Leo Tolstoy was not only one of the world’s literary giants — he was an ardent campaigner on behalf of persecuted minority groups, and this included the Jews. Born into an aristocratic family and brought up as an Orthodox Christian, he rebelled against the traditions of the Church and evolved his own idiosyncratic brand of Christianity. This involved, much to his wife’s chagrin, his intention to renounce his worldly possessions and lead an austere lifestyle in the manner of the peasants whom he idealised even as they laboured for him on his estate of Yasnaya Polyana.
Tolstoy has vexed his biographers and all who have had the temerity to try and unpick the contradictions in his nature. It is worth noting in passing that he was constantly wrestling with these contradictions himself, literally to his dying day and that he has left behind a mountain of writing as a testimony to his pursuit of the impossible.
It is not surprising that the activist spirit in him was mobilised by the plight of the Jews in the Russian Empire, just as it was by the persecution of dissident Christian sects. Two episodes in his life illustrate his commitment to the Jews: the first, less well-known, is his intervention in the case of a Jewish scholar whose appointment to an academic post at Moscow University was being held up because the relevant government minister was refusing to ratify it. The second is his outspoken condemnation of the Czarist regime in the wake of the Kishinev pogrom which occurred in 1903, during which 49 Jews were murdered, 500 injured and the Jewish Quarter destroyed.
The origins of Tolstoy’s first intervention can be traced to his desire to familiarise himself with the Hebrew language. In order to pursue his Hebrew studies, he placed himself under the tutorship of Rabbi Solomon Zalkind Minor, Chief Rabbi of Moscow, who guided him through passages in the Old Testament.
A friendship developed between the two men and it was this which was tested when a shadow fell over the career of the Rabbi’s son, Lazar Minor.
In a letter to his friend, the philosopher Nikolai Strakov, Tolstoy asks Strakov to intervene on behalf of “the son of my friend, the Jewish Rabbi, Solomon Zalkind Minor.” The letter speaks for itself:
“Overcoming all obstacles put in his way because of his Jewish origin, he [Lazar Minor] was at last on the point of being appointed lecturer at Moscow University when it was suddenly found that the appointment still had to be confirmed by the Minister. Would it not be possible for you to intervene on his behalf with the Minister or whoever it is who is responsible for the appointment? If it is possible, do so. I would make the journey myself and plead with the Minister, but I am afraid that I would only spoil things. This is a matter very close to my heart.”
The intervention apparently succeeded, because shortly afterwards the appointment was ratified.
The second example illustrates Tolstoy’s well-known tendency to put his money where his mouth was. Horrified by the massacre in Kishinev, Tolstoy put his name to a protest signed by distinguished scholars. And he went further, cabling a North American newspaper that “the fault is that of the government, in the first place for excluding the Hebrews, as a separate caste, from the common law, and in the second place for forcefully inspiring the Russian people to substitute idolatry for Christianity” [i.e. Tolstoy’s understanding of the Christian spirit].
Tolstoy was always sailing close to the wind and we may wonder that he was never imprisoned by the Czarist regime for his relentless assault on its reactionary foundations.

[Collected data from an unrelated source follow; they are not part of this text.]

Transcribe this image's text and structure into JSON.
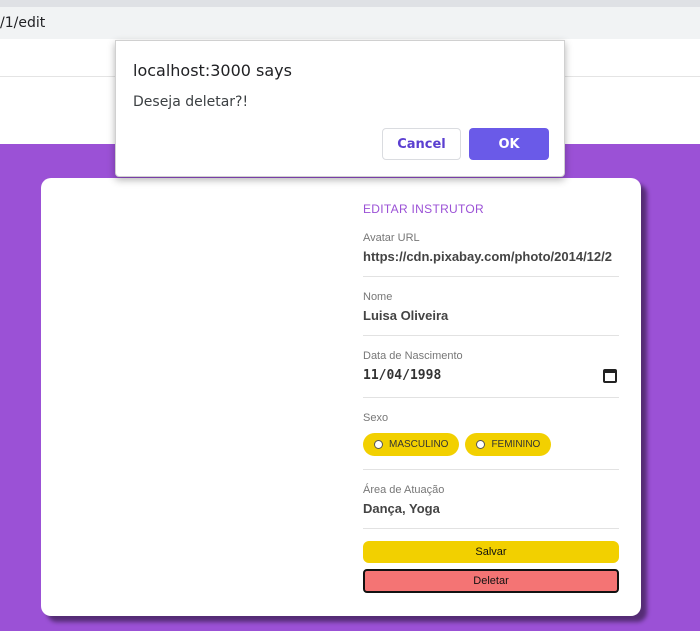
{
  "browser": {
    "url_fragment": "/1/edit"
  },
  "form": {
    "title": "EDITAR INSTRUTOR",
    "avatar_label": "Avatar URL",
    "avatar_value": "https://cdn.pixabay.com/photo/2014/12/2",
    "name_label": "Nome",
    "name_value": "Luisa Oliveira",
    "birth_label": "Data de Nascimento",
    "birth_value": "11/04/1998",
    "gender_label": "Sexo",
    "gender_options": [
      "MASCULINO",
      "FEMININO"
    ],
    "area_label": "Área de Atuação",
    "area_value": "Dança, Yoga",
    "save_label": "Salvar",
    "delete_label": "Deletar"
  },
  "dialog": {
    "title": "localhost:3000 says",
    "message": "Deseja deletar?!",
    "cancel_label": "Cancel",
    "ok_label": "OK"
  },
  "colors": {
    "page_purple": "#9b51d6",
    "save_yellow": "#f2d000",
    "delete_red": "#f47474",
    "ok_button": "#6a5ae8"
  },
  "icons": {
    "date_picker": "calendar-icon"
  }
}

However, it is easy to overlook the inefficiency of the government of the day by contrast with the ruthless efficiency of its Bolshevik successors when it came to the persecution and eradication of dissidents.
A second factor was the protection afforded to him by his high-born status and the fact that some of his relatives held important government posts or had the ear of the Czar. Thirdly, Tolstoy in his heyday was revered inside Russia and was a figure of renown on the world stage, so the government was anxious not to stir up further discontent within its borders or rock the diplomatic boat. He did not escape harassment, however. His premises were ransacked, his writings confiscated, his disciples incarcerated or exiled and his activities constantly scrutinised by the Czar’s secret agents.
The quintessential maverick, Tolstoy never identified with any of the revolutionary organisations which were proliferating throughout the Russian Empire. All these factors conferred on him a kind of immunity as he continued to pour out a torrent of fiery condemnation of Church and State alike.
As well as proclaiming publicly the guilt of the Russian government for the pogroms, Tolstoy drew on his considerable literary talents to give succour to the Jewish cause. When Sholem Aleichem asked him to contribute something to a literary collection to be published in aid of the pogrom sufferers, he immediately obliged with three short tales (‘The Assyrian King Esarhaddon’, ‘The Three Questions’ and ‘Work, Death and Disease’) which Sholem Aleichem translated into Yiddish and which was published in Warsaw in 1904.
For those wanting to throw light on the contradictory facets of Tolstoy’s nature, there is plenty of material to be sifted through. However, one consistent thread can be discerned, which guided him through the maze of his life, namely his identification with the oppressed and persecuted peoples of Russian society. For this reason alone, Jews among others have cause to remember him with gratitude.